Resequence’s support for multiple users to simultaneously change history can further enhance training. Each user can take advantage of an opponent’s strategic weaknesses in the past, and each user can correct mistakes in strategy and determine the best response to their opponent. This helps users to find minmax strategies, that is, strategies that minimize the maximum possible loss. Loss of information asymmetry can be severely detrimental to a given strategy, but Resequence pushes users to account for the possibility that their opponent may learn of their strategy before it is executed. Users can look into the future to see what the outcomes of their current strategies and their opponent’s strategies will be.
Given a particular simulation, a user can revisit decision points on the timeline and determine their long-term effects. Seemingly major decisions may turn out to have little impact on long-term effects. Similarly, seemingly minor effects, such as improper etiquette with a local leader, may drastically alter the course of events. Resequence provides a new interface to drive simulations for exploring the effects of decisions.
Multiple users can simultaneously edit a strategic plan, with information on the timeline guiding the users to prevent conflicting plans.
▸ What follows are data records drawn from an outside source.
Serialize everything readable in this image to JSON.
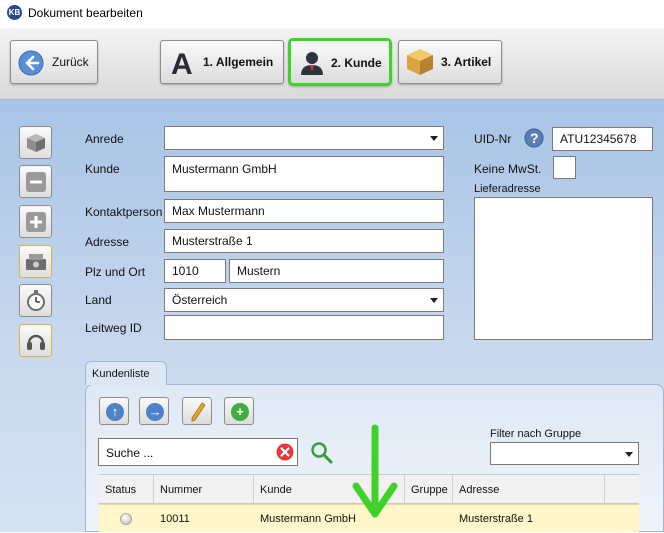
{
  "window": {
    "app_icon": "KB",
    "title": "Dokument bearbeiten"
  },
  "toolbar": {
    "back_label": "Zurück",
    "tabs": [
      {
        "label": "1. Allgemein",
        "icon": "letter-a-icon"
      },
      {
        "label": "2. Kunde",
        "icon": "user-icon",
        "active": true
      },
      {
        "label": "3. Artikel",
        "icon": "box-icon"
      }
    ],
    "active_color": "#3fd22a"
  },
  "form": {
    "anrede": {
      "label": "Anrede",
      "value": ""
    },
    "kunde": {
      "label": "Kunde",
      "value": "Mustermann GmbH"
    },
    "kontaktperson": {
      "label": "Kontaktperson",
      "value": "Max Mustermann"
    },
    "adresse": {
      "label": "Adresse",
      "value": "Musterstraße 1"
    },
    "plz_ort": {
      "label": "Plz und Ort",
      "plz": "1010",
      "ort": "Mustern"
    },
    "land": {
      "label": "Land",
      "value": "Österreich"
    },
    "leitweg": {
      "label": "Leitweg ID",
      "value": ""
    },
    "uid": {
      "label": "UID-Nr",
      "value": "ATU12345678"
    },
    "keine_mwst": {
      "label": "Keine MwSt.",
      "checked": false
    },
    "lieferadresse": {
      "label": "Lieferadresse",
      "value": ""
    }
  },
  "kundenliste": {
    "tab_label": "Kundenliste",
    "search_placeholder": "Suche ...",
    "filter_label": "Filter nach Gruppe",
    "filter_value": "",
    "columns": [
      "Status",
      "Nummer",
      "Kunde",
      "Gruppe",
      "Adresse"
    ],
    "rows": [
      {
        "status": "",
        "nummer": "10011",
        "kunde": "Mustermann GmbH",
        "gruppe": "",
        "adresse": "Musterstraße 1"
      }
    ]
  }
}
Resequence can be viewed in this regard as an automatically merging configuration management system for strategies. The merging of plans is done by time waves, which carry the causality of changes in the past to the future. As events change on the timeline, the statistics depict change and pulse so a user can see how other players are affecting the time line.
In the abstract sense, threads refer to different computational tasks running at the same time on different parts of some larger task. Time Waves, which are one of the cornerstones of Resequence, turn threads on their side; time waves operate on the same task but at different points in time. Threads and time waves are thus orthogonal and may be combined.
Time waves are a new model to run simulations or even deployed software wherever a user wants to change the history of an application while it is running (e.g., removing a fault that occurred in the past, fast-forwarding the change to the present) or wants to run a simulation which uses its own future output as input for predicting the future (e.g., financial modeling). Time waves may be used instead of or as a complement to reversible computing.